As South Africans, we are tremendously resilient. We are resourceful. We know how to work! We are tenacious. We believe that everything will be alright in the end so long as we apply ourselves, our labour being our virtue.

But now is a time for extra cleverness, collaboration, conversation, a collation of learnings and, most of all, imagination. As restauranteurs, we need to ask: do we really need to offer so much choice? Can we be more considered with our choice of producers and farmers? How can we price our food better? We want better wages and more security for our staff. This needs to be costed into our prices along with packaging and good olive oil, etc. We need to grow staff who are skilled and versatile so that our businesses are agile. We cannot be dependent on having full restaurants every day and night.

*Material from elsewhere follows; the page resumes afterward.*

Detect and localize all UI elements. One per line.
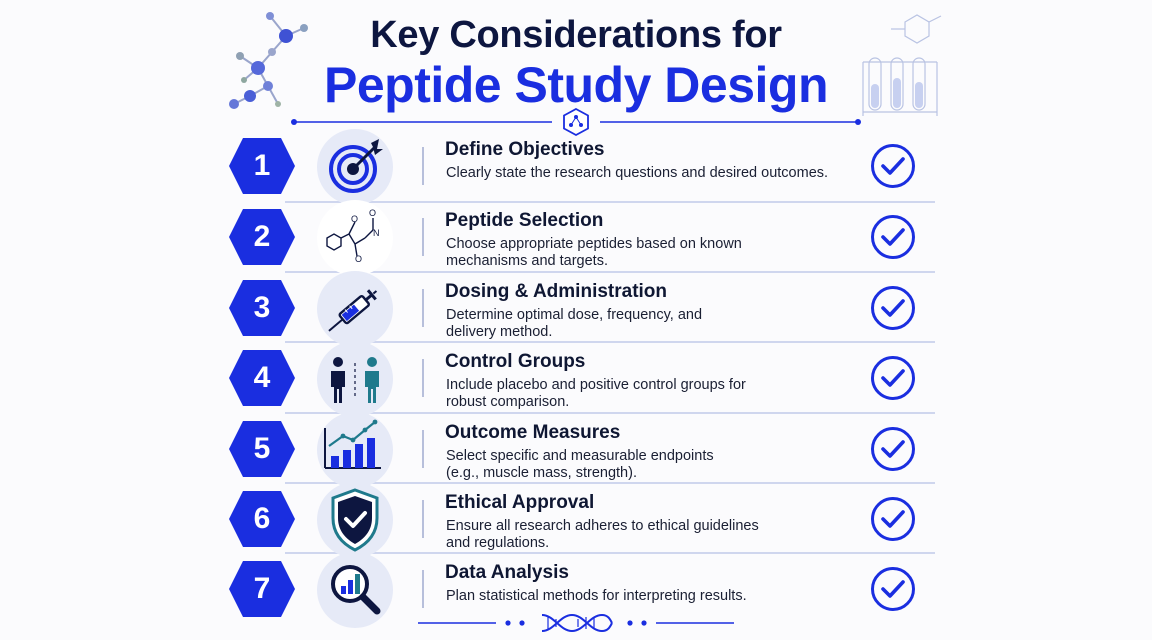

What we have seen is that restaurants have communities around them and that the industry employs many thousands of workers. Working in a kitchen requires a particular kind of tenacity and work ethic, one that chefs, line cooks and cleaners understand as a brigade, a family. Restaurants are harbours of culture, where we celebrate the joys of true hospitality – the pleasure of sharing something delicious at a table with laughter and conversation. These are institutions that need support – in the form of technology, industry knowledge and business.

Food is at the forefront of how we will find solutions that might be kinder and better for all. We have the choice, in Arundhati Roy’s now-famous quote, “to break with the past and imagine our world anew”. I have to say that I want a world in which I can feed many people with food that is delicious, nourishing and good.